I ran the benchmark on my Early 2008 Mac pro with dual 2.8GHz Xeons and 8GB FB-DIMM memory, but using Ubuntu 9.10. (8 cores, 8 threads, no turbo boost - based on the core2 series)
8 threads
Render Time: 50:45.00u 21.94s 6:26.09r 51:07t
Memory: 76.00 MB of 76.61 MB arena size. VM Size: 567.92 MB
7 threads
Render Time: 50:37.75u 17.20s 7:18.25r 50:55t
Memory: 67.20 MB of 67.96 MB arena size. VM Size: 491.50 MB
6 threads
Render Time: 50:23.38u 20.45s 8:28.46r 50:45t
Memory: 65.17 MB of 66.11 MB arena size. VM Size: 420.94 MB
5 threads
Render Time: 50:15.28u 20.73s 10:08.71r 50:36t
Memory: 60.92 MB of 61.88 MB arena size. VM Size: 349.36 MB
4 threads
Render Time: 50:07.26u 18.94s 12:37.92r 50:26t
Memory: 56.02 MB of 56.99 MB arena size. VM Size: 275.89 MB
3 threads
Render Time: 49:47.93u 16.97s 16:42.40r 50:04t
Memory: 49.98 MB of 50.79 MB arena size. VM Size: 266.77 MB
2 threads
Render Time: 49:32.92u 10.19s 24:52.12r 49:43t
Memory: 47.50 MB of 48.89 MB arena size. VM Size: 196.95 MB
1 thread
Render Time: 48:35.57u 13.49s 48:48.81r 48:48t
Memory: 50.40 MB of 52.38 MB arena size. VM Size: 68.52 MB
The result is near-perfect linear scaling with real cores. I've attached some graphs of this. (The new ##:##t column is the sum of the u & s numbers, total CPU time).

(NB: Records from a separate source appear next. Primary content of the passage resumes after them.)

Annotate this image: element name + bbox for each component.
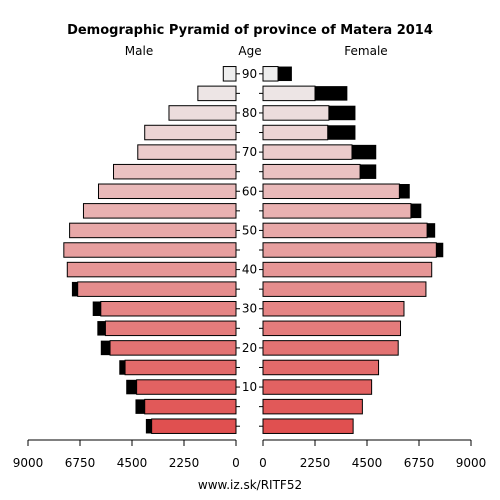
- female-bar: [262, 398, 363, 415]
- male-bar: [82, 203, 237, 219]
- female-bar: [262, 105, 330, 121]
- female-bar-dark: [278, 66, 292, 82]
- male-bar: [222, 66, 237, 82]
- female-bar: [262, 261, 433, 278]
- male-bar-dark: [97, 321, 106, 336]
- age-tick-label: 50: [242, 223, 257, 237]
- female-bar: [262, 418, 354, 434]
- female-bar: [262, 320, 402, 337]
- footer-url: www.iz.sk/RITF52: [198, 478, 302, 492]
- female-bar: [262, 203, 412, 219]
- female-bar: [262, 222, 428, 239]
- male-bar: [66, 261, 237, 278]
- male-bar-dark: [100, 340, 111, 356]
- male-bar: [113, 163, 237, 180]
- age-tick-label: 60: [242, 184, 257, 198]
- male-bar: [124, 359, 237, 376]
- male-bar: [168, 105, 237, 121]
- male-bar: [109, 340, 237, 356]
- female-bar-dark: [351, 144, 377, 160]
- male-bar-dark: [135, 399, 145, 414]
- male-bar: [97, 183, 237, 200]
- male-bar-dark: [92, 301, 101, 316]
- male-bar-dark: [145, 418, 152, 434]
- female-bar-dark: [410, 203, 422, 219]
- female-bar: [262, 183, 400, 200]
- female-bar-dark: [427, 223, 436, 238]
- male-bar: [151, 418, 237, 434]
- bars-group: [63, 66, 444, 434]
- male-bar: [63, 242, 237, 258]
- age-tick-label: 10: [242, 380, 257, 394]
- male-bar: [137, 144, 237, 160]
- female-bar: [262, 281, 427, 297]
- female-x-tick-label: 2250: [300, 456, 331, 470]
- male-bar: [104, 320, 237, 337]
- female-x-tick-label: 0: [259, 456, 267, 470]
- female-bar: [262, 85, 316, 102]
- female-bar: [262, 242, 437, 258]
- female-bar: [262, 340, 399, 356]
- female-x-tick-label: 4500: [352, 456, 383, 470]
- age-label: Age: [238, 44, 261, 58]
- male-x-tick-label: 0: [232, 456, 240, 470]
- male-bar-dark: [119, 360, 126, 375]
- chart-title: Demographic Pyramid of province of Mater…: [67, 23, 433, 38]
- female-bar: [262, 300, 405, 317]
- male-bar-dark: [71, 281, 78, 297]
- male-bar: [77, 281, 237, 297]
- male-bar: [144, 124, 237, 141]
- female-bar-dark: [360, 164, 377, 179]
- male-bar: [197, 85, 237, 102]
- male-bar: [100, 300, 237, 317]
- female-bar-dark: [436, 242, 444, 258]
- age-tick-label: 40: [242, 263, 257, 277]
- male-bar: [136, 379, 237, 395]
- male-label: Male: [125, 44, 153, 58]
- age-tick-label: 70: [242, 145, 257, 159]
- age-tick-label: 30: [242, 302, 257, 316]
- female-bar-dark: [327, 125, 356, 140]
- male-bar: [69, 222, 237, 239]
- female-bar: [262, 144, 353, 160]
- female-label: Female: [344, 44, 387, 58]
- age-tick-label: 20: [242, 341, 257, 355]
- female-bar: [262, 359, 380, 376]
- female-bar: [262, 163, 361, 180]
- age-tick-label: 80: [242, 106, 257, 120]
- female-bar: [262, 124, 329, 141]
- female-bar: [262, 66, 279, 82]
- female-bar-dark: [399, 184, 410, 199]
- male-bar: [144, 398, 237, 415]
- female-bar-dark: [328, 105, 356, 121]
- age-tick-label: 90: [242, 67, 257, 81]
- axes-group: 10 20 30 40 50 60 70 80 90 9000 6750 4500 2250 0 0 2250…: [13, 67, 487, 470]
- male-x-tick-label: 2250: [169, 456, 200, 470]
- male-x-tick-label: 9000: [13, 456, 44, 470]
- male-bar-dark: [126, 379, 137, 395]
- female-x-tick-label: 9000: [456, 456, 487, 470]
- male-x-tick-label: 4500: [117, 456, 148, 470]
- female-bar-dark: [315, 86, 348, 101]
- female-x-tick-label: 6750: [404, 456, 435, 470]
- male-x-tick-label: 6750: [65, 456, 96, 470]
- female-bar: [262, 379, 373, 395]
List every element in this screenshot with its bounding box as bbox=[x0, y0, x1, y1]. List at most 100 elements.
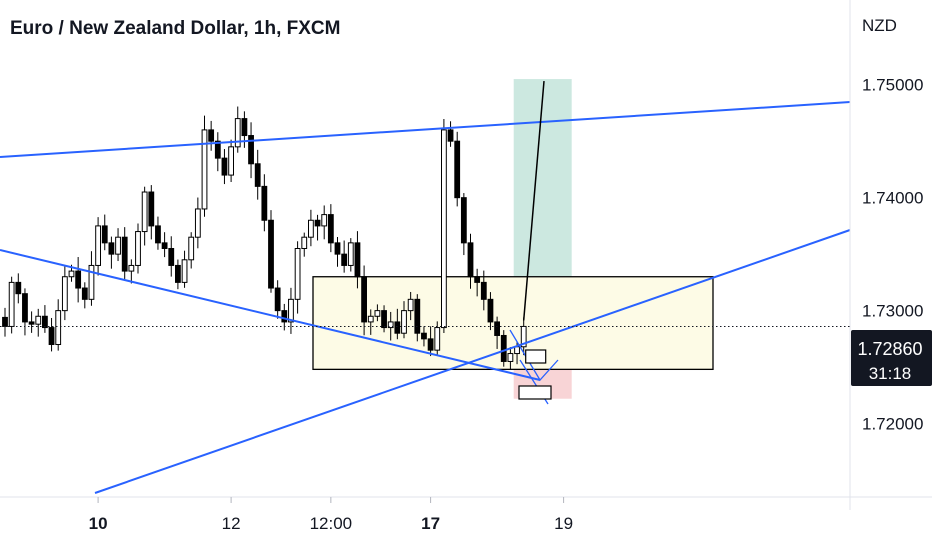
candle-body bbox=[135, 231, 141, 266]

- ‘render_time’ is the time in seconds that the various threads took to render. The lower the better.
- ‘scaling’ is the speedup over a single thread (ideally 8x at 8 threads), with the ideal curve plotted. The closer the actual curve is to the ideal curve, the better.
- ‘contention’ should really be named the threading overhead. It's the amount of time wasted with thread setup, cleanup, synchronization, waiting, etc. It is expressed in a percentage of the single-threaded time (ie, 0-4.5%). The lower the better.
- ‘memory’ is the amount of virtual memory used, as reported by the memory command, expressed in a multiple of the single-threaded usage (so ‘4’ means it took 4x the memory). The lower the better.
Because overhead for this case is very low and scaling near-ideal, SMT (hyperthreaded) cores will improve performance. An SMT core will improve performance as long as the overall thread overhead doesn't exceed the SMT speedup (which is generally 0-40% over a single-issue core).
The Core i series hyperthreading is actually quite good; it has enough memory bandwidth to feed the CPU, enough cache to keep thrashing down, and enough resources within the cores themselves to keep the CPU busy – unlike the old Pentium hyperthreading which had issues on all those fronts.
Oh, and Peter – if price is an issue, you just got lucky [techreport.com].